Judge dismisses Pa. man's suit against N.J.'s Division of Consumer Affairs

By Jon Campisi | Aug 30, 2012

A federal judge sitting in Philadelphia has dismissed with prejudice a complaint that had

been filed by a Pennsylvania man against New Jersey’s Division of Consumer Affairs and one of its investigators alleging various federal and state constitutional rights violations.

Robert L. Gary claimed that Robert Hines, an investigator for the New Jersey Division on Consumer Affairs, excluded him from a settlement of a civil enforcement action by the New Jersey Attorney General’s Office against United Credit Adjusters Inc., a company that Gary alleged defrauded him of just over one thousand dollars.

In 2007, Gary paid United Credit $1,049 to “clean up” his credit so he could secure a mortgage, background information on the case shows.

However, the company never performed its duties, Gary claimed, and the man soon submitted a complaint to the New Jersey Attorney’s Office, which subsequently filed suit against United Credit, which is based out of New Jersey.

Gary’s complaint was one of many that the Attorney General’s Office received about United Credit.

In late July 2009, a New Jersey state trial court entered a final consent judgment in the litigation requiring United Credit to pay restitution to a small group of injured consumers of which Gary was not part, the record shows.

Gary contacted Hines, the investigator, to express his dissatisfaction with not being included in the restitution order, but Hines advised the man that because United Credit could not make restitution to all injured consumers, Gary should wait on the federal defendants to get his money back.

Meanwhile, the Federal Trade Commission brought suit against United Credit in the federal court in New Jersey, and Gary has still not received his restitution.

In an Aug. 27 memorandum, U.S. District Judge Juan R. Sanchez, sitting in the Eastern District of Pennsylvania, wrote that he had no choice but to dismiss Gary’s pro se complaint with prejudice because the court cannot exercise personal jurisdiction over Hines.

Sanchez wrote that the plaintiff has the burden of establishing personal jurisdiction once the defense is raised, and in the absence of an evidentiary hearing, a plaintiff need only establish a prima facie case of personal jurisdiction.

In the current case, the memorandum states, it is not disputed that Hines works for the NJDCA solely in New Jersey, and that his only contacts with Pennsylvania consist of a handful of communications between Hines in New Jersey and Gary in Pennsylvania, in the form of mail and phone calls.

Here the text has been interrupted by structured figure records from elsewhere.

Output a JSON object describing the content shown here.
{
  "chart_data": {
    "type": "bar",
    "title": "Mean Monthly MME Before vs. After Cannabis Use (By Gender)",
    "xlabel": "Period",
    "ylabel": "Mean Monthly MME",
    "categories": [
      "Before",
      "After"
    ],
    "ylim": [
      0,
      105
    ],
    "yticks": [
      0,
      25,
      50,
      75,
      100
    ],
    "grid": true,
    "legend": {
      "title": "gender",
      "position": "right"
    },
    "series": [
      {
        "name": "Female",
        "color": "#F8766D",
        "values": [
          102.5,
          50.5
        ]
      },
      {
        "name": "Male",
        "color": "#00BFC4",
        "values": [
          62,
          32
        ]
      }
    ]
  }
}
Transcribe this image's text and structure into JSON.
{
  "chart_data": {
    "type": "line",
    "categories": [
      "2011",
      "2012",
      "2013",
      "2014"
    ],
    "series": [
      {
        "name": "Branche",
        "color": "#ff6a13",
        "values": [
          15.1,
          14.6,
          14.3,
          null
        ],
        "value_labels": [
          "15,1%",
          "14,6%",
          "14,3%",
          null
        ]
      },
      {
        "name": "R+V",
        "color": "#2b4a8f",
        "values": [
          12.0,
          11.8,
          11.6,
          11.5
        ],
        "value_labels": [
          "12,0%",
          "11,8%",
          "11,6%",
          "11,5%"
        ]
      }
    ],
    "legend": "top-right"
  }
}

“Such communications in response to Gary’s unilateral inquiries are insufficient to demonstrate Hines deliberately targeted Pennsylvania with the purpose of availing himself of the benefits and protections of conducting activities therein,” the memorandum states.

Sanchez went on to write that allowing Gary to maintain his lawsuit in Pennsylvania based solely on Hine’s sending a questionnaire to Gary in Pennsylvania and participating in a handful of phone calls with the plaintiff in Pennsylvania “would certainly offend traditional notions of fair play and substantial justice.”

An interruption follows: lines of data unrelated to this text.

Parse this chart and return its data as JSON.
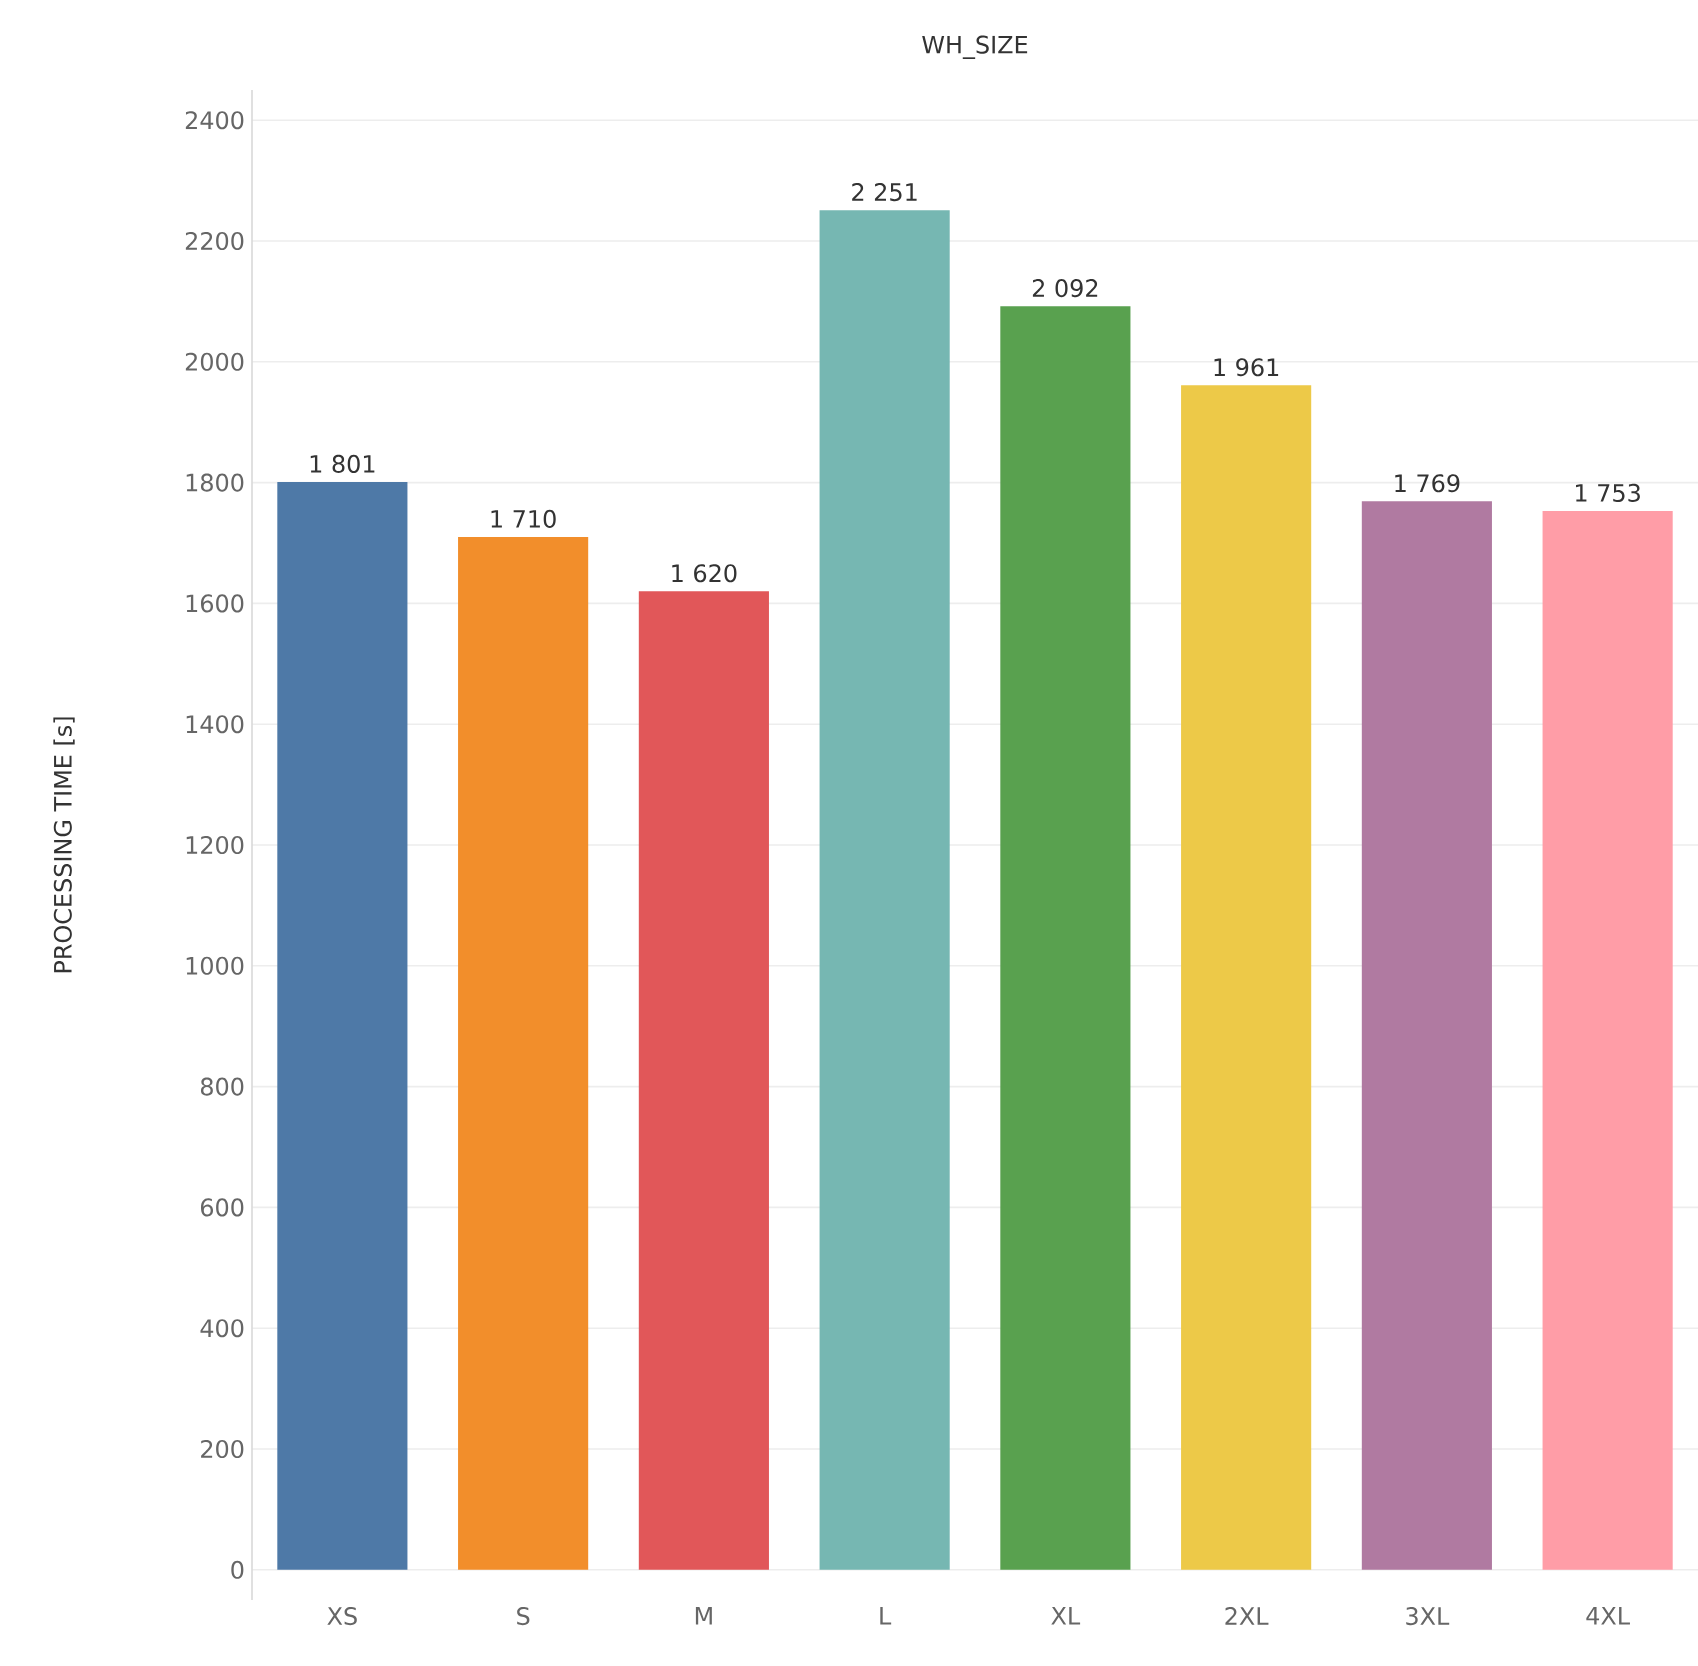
{
  "chart_data": {
    "type": "bar",
    "title": "WH_SIZE",
    "ylabel": "PROCESSING TIME [s]",
    "categories": [
      "XS",
      "S",
      "M",
      "L",
      "XL",
      "2XL",
      "3XL",
      "4XL"
    ],
    "values": [
      1801,
      1710,
      1620,
      2251,
      2092,
      1961,
      1769,
      1753
    ],
    "colors": [
      "#4e79a7",
      "#f28e2b",
      "#e15759",
      "#76b7b2",
      "#59a14f",
      "#edc948",
      "#b07aa1",
      "#ff9da7"
    ],
    "value_labels": [
      "1 801",
      "1 710",
      "1 620",
      "2 251",
      "2 092",
      "1 961",
      "1 769",
      "1 753"
    ],
    "ylim": [
      -50,
      2450
    ],
    "yticks": [
      0,
      200,
      400,
      600,
      800,
      1000,
      1200,
      1400,
      1600,
      1800,
      2000,
      2200,
      2400
    ],
    "grid": "y"
  }
}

Sanchez determined that Gary has not submitted any evidence regarding personal jurisdiction but has responded only with “mere allegations.”

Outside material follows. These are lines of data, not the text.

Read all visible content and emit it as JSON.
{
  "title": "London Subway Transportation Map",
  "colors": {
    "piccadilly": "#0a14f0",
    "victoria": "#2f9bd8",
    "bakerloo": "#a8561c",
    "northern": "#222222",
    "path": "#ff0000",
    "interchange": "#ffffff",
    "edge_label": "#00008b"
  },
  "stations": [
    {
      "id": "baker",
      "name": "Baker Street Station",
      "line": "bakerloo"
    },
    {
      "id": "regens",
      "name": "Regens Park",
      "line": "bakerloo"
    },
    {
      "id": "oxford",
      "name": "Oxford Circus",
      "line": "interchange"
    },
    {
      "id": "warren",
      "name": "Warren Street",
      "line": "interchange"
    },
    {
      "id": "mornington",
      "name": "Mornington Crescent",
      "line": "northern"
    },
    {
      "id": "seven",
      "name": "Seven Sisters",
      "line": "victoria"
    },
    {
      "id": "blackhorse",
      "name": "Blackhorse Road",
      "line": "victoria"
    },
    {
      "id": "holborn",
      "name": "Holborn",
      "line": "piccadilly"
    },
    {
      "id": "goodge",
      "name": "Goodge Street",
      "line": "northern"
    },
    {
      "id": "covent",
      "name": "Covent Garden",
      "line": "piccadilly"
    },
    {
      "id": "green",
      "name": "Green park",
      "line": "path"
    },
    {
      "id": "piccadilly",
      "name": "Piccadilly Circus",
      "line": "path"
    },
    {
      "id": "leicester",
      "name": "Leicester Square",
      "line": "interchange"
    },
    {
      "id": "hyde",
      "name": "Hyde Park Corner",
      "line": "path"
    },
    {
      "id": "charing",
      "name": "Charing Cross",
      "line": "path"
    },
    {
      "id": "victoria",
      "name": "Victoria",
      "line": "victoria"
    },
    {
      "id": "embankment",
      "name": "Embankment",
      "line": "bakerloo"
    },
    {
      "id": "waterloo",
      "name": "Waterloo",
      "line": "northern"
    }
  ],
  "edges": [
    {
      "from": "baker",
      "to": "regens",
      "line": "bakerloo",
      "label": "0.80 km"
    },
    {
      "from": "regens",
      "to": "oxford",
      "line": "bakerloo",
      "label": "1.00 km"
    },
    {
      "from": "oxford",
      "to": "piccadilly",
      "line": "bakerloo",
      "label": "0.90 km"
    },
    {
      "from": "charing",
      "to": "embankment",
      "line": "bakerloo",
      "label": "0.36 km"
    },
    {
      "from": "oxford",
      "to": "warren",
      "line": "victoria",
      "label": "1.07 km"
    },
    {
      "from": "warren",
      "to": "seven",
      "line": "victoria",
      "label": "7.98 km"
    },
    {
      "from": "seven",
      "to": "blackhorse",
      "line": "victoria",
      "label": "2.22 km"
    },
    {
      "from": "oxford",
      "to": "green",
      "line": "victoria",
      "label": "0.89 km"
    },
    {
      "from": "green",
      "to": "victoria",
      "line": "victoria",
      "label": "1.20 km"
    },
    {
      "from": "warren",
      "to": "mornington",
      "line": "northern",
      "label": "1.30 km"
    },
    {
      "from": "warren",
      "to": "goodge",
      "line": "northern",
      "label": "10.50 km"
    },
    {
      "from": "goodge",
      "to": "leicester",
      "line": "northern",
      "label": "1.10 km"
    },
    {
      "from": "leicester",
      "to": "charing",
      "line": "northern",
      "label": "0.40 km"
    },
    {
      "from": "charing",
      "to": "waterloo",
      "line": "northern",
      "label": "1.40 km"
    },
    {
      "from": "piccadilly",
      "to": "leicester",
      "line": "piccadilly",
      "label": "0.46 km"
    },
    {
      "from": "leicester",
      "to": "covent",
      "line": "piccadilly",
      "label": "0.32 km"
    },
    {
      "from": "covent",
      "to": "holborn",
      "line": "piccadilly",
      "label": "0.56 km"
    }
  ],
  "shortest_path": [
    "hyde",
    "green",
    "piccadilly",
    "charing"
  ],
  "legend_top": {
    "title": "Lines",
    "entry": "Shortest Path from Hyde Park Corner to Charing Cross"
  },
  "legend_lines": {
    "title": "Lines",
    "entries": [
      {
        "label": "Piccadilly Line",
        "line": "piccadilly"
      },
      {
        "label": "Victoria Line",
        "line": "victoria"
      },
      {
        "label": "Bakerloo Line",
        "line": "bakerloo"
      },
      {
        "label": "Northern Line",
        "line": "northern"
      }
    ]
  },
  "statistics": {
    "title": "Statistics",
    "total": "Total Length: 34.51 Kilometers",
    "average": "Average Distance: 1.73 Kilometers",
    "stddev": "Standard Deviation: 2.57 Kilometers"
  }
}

“Although Gary’s claims against Hines were previously dismissed with leave to amend his first Amended Complaint, the dismissal was not based on lack of personal jurisdiction,” Sanchez wrote. “Nevertheless, having provided Gary ample opportunity to establish personal jurisdiction over Hines, this Court is satisfied any further amendment of Gary’s Second Amended Complaint would be futile.”